Un sondage donne un rare aperçu de la gouvernance des entreprises familiales privées

oct. 18, 2017
 
Les entreprises familiales, qui sont sans doute les plus importants contributeurs à l’économie canadienne, sont conscientes de la nécessité d’une bonne gouvernance, mais elles abordent la surveillance du conseil de différentes manières selon leur taille et leur maturité. Un sondage mené par l’Institut des administrateurs de sociétés (IAS) et le Clarkson Centre for Board Effectiveness (CCBE) montre que les entreprises familiales qui sont aux premiers stades de croissance tendent à moins s’appuyer sur des structures de gouvernance officielles que les entreprises de deuxième et troisième génération qui préconisent davantage une gouvernance officielle telle que celle des conseils fiduciaires.
 
« Cette étude constitue un important point de départ pour mieux comprendre les entreprises familiales et leurs atouts et difficultés de gouvernance », dit Rob Brouwer, président du conseil de la section régionale de l’Ontario de l’IAS. « Nous espérons soutenir les entreprises familiales en déterminant les approches qui donneront les meilleurs résultats pour chacun des stades de leur évolution. »
 
Le sondage nous révèle que :
  • Les entreprises familiales adoptent généralement un conseil consultatif dans les trente premières années (première génération). Seulement 32 % d’entre elles se dotent d’un conseil fiduciaire officiel.

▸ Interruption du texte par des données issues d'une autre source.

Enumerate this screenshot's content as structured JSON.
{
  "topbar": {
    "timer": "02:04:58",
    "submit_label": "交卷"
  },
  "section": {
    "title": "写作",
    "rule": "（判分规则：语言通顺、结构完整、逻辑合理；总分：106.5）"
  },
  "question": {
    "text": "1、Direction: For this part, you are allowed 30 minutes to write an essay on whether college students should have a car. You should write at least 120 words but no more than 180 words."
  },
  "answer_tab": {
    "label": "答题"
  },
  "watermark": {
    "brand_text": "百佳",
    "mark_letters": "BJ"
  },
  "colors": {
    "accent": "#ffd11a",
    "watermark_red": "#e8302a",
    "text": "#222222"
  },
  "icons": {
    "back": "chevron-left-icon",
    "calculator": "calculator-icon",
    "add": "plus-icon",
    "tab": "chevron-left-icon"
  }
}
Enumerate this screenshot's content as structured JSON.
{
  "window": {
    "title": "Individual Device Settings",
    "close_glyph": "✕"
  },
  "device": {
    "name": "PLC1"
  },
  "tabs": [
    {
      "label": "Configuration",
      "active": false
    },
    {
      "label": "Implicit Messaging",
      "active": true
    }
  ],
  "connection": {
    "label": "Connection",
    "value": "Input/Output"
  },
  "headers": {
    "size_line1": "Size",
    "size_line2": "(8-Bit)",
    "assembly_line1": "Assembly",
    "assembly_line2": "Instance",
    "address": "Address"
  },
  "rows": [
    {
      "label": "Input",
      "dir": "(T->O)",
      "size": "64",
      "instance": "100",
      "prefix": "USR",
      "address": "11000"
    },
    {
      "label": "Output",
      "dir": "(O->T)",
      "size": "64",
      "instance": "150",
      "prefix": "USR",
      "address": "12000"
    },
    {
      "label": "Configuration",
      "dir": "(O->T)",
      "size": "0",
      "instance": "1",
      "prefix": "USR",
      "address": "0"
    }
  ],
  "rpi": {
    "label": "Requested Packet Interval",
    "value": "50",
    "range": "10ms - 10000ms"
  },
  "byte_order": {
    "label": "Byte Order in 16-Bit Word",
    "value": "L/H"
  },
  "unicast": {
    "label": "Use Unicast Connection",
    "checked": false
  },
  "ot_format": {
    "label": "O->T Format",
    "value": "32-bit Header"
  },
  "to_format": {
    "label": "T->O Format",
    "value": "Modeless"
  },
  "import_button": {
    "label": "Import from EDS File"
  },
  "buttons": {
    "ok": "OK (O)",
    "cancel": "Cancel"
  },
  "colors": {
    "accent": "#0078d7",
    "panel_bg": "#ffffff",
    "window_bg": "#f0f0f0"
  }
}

  • Plus de la moitié des entreprises de deuxième génération optent pour des conseils fiduciaires officiels.
  • À la troisième génération, aucune entreprise ne compte que sur un conseil consultatif et 64 % ont un conseil fiduciaire.
  • 34 % des membres de conseils consultatifs sont des femmes, comparé à seulement 24 % pour les conseils fiduciaires.
  • Les conseils fiduciaires tiennent de moins longues séances et ont plus tendance à obtenir un consensus constructif que les conseils consultatifs.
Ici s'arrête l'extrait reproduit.